Thursday, 21 May 2015

Capital III, Chapter 5 - Part 3

If wear and tear of machinery and other fixed capital is reduced, this reduces the price of commodities, because a part of that price is made up of the value of the wear and tear, and which is accumulated in depreciation funds, to replace that fixed capital. But, it also reduces the amount of capital that has to be advanced, and as seen previously, that raises the rate of profit. The cost of repairs are added to the initial cost of the fixed capital, so if those repair costs are reduced, because the fixed capital is more durable, again the capital advanced is reduced, increasing the rate of profit.

All of these savings are possible only because of production by co-operative, social labour, which itself is premised on production on a large scale. But, the savings are even greater, indeed only really achieved, when production takes place on an even larger scale.

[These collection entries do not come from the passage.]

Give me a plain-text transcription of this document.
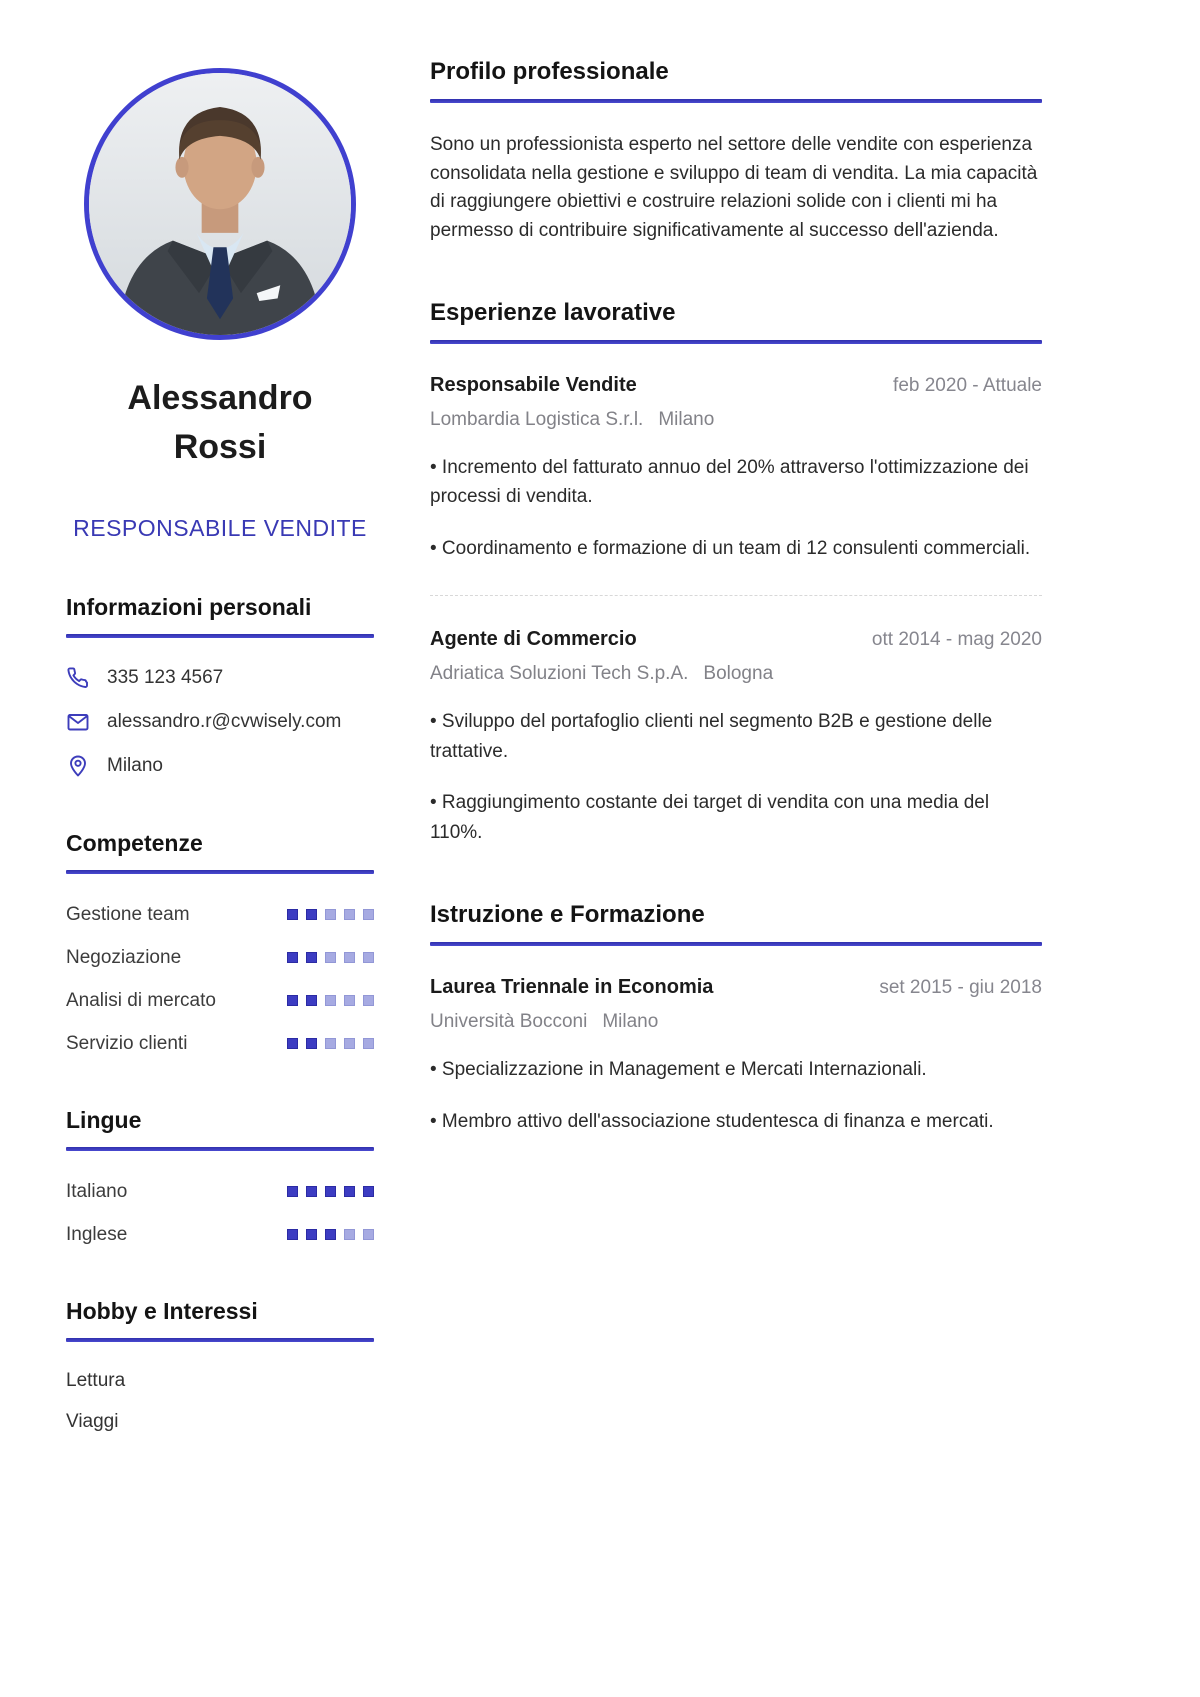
Alessandro
Rossi
RESPONSABILE VENDITE
Informazioni personali
335 123 4567
alessandro.r@cvwisely.com
Milano
Competenze
Gestione team
Negoziazione
Analisi di mercato
Servizio clienti
Lingue
Italiano
Inglese
Hobby e Interessi
Lettura
Viaggi
Profilo professionale
Sono un professionista esperto nel settore delle vendite con esperienza consolidata nella gestione e sviluppo di team di vendita. La mia capacità di raggiungere obiettivi e costruire relazioni solide con i clienti mi ha permesso di contribuire significativamente al successo dell'azienda.
Esperienze lavorative
Responsabile Vendite	feb 2020 - Attuale
Lombardia Logistica S.r.l. Milano
• Incremento del fatturato annuo del 20% attraverso l'ottimizzazione dei processi di vendita.
• Coordinamento e formazione di un team di 12 consulenti commerciali.
Agente di Commercio	ott 2014 - mag 2020
Adriatica Soluzioni Tech S.p.A. Bologna
• Sviluppo del portafoglio clienti nel segmento B2B e gestione delle trattative.
• Raggiungimento costante dei target di vendita con una media del 110%.
Istruzione e Formazione
Laurea Triennale in Economia	set 2015 - giu 2018
Università Bocconi Milano
• Specializzazione in Management e Mercati Internazionali.
• Membro attivo dell'associazione studentesca di finanza e mercati.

“... the development of the productive power of labour in any one line of production, e.g., the production of iron, coal, machinery, in architecture, etc., which may again be partly connected with progress in the field of intellectual production, notably natural science and its practical application, appears to be the premise for a reduction of the value, and consequently of the cost, of means of production in other lines of industry, e.g., the textile industry, or agriculture. This is self-evident, since a commodity which is the product of a certain branch of industry enters another as a means of production. Its greater or lesser price depends on the productivity of labour in the line of production from which it issues as a product, and is at the same time a factor that not only cheapens the commodities into whose production it goes as a means of production, but also reduces the value of the constant capital whose element it here becomes, and thereby one that increases the rate of profit."(p 81)

In fact, that same principle is increasingly applied by capital to the most important element in the productive process – the labour power – itself. The more surplus value relies on technological development to drive up productivity to create relative surplus value, the more this relies on an educated and cultured working class. But, the more such a society invests in education to achieve that, the more it is also driven to produce all of the other things that go with it, including a reasonable level of healthcare, so that the quality and reliability of the labour-power meets these standards, set for the other machines and materials. That is one of the biggest drivers for capital to establish welfare states.

“The capitalist's fanatical insistence on economy in means of production is therefore quite understandable. That nothing is lost or wasted and the means of production are consumed only in the manner required by production itself, depends partly on the skill and intelligence of the labourers and partly on the discipline enforced by the capitalist for the combined labour.” (p 83)

Marx says that this attempt to minimise the costs of production is also conversely seen in the attempt to adulterate the output. So, on the one hand, capitalists attempt to only buy good quality inputs, whilst selling poor quality outputs, including to their capitalist brethren. He remarks sarcastically,

“This practice plays an essential part particularly in German industry, whose maxim is: People will surely appreciate if we send them good samples at first, and then inferior goods afterward.” (p 83)

But, Engels notes that this kind of cheating belongs really to the early stages of capitalist development. Big capital does not need these kinds of penny-pinching methods.

“Though not expressly stated in our recognised treatises, it is still a law of modern Political Economy that the larger the scale on which capitalistic production is carried on, the less can it support the petty devices of swindling and pilfering which characterise its early stages. The pettifogging business tricks of the Polish Jew, the representative in Europe of commerce in its lowest stage, those tricks that serve him so well in his own country, and are generally practised there, he finds to be out of date and out of place when he comes to Hamburg or Berlin; and, again, the commission agent who hails from Berlin or Hamburg, Jew or Christian, after frequenting the Manchester Exchange for a few months, finds out that in order to buy cotton yarn or cloth cheap, he, too, had better drop those slightly more refined but still miserable wiles and subterfuges which are considered the acme of cleverness in his native country. The fact is, those tricks do not pay any longer in a large market, where time is money, and where a certain standard of commercial morality is unavoidably developed, purely as a means of saving time and trouble. And it is the same with the relation between the manufacturer and his “hands.””

And the same thing is seen today. It is the inefficient, small scale capital that relies on this kind of cheating. Meanwhile, as Marxist economists noted in the 1980's, monopolistic competition has been led, on the contrary, by a drive to offer better quality commodities, new innovative commodities etc., and to drive up profits by increasingly innovative production methods. The increase in the rate of profit arises here, not from increasing the rate of surplus value, but by increasing the volume of surplus value, whilst reducing the value of the constant capital. Of course, this does not necessarily mean reducing the absolute value of the constant capital. In fact, it is partly because the total amount of constant capital employed, its physical amount, rises that these economies of scale arise. It is the unit cost that falls. But, that in itself is an indication and a result, of the fact that production is the result of socialised, co-operative labour.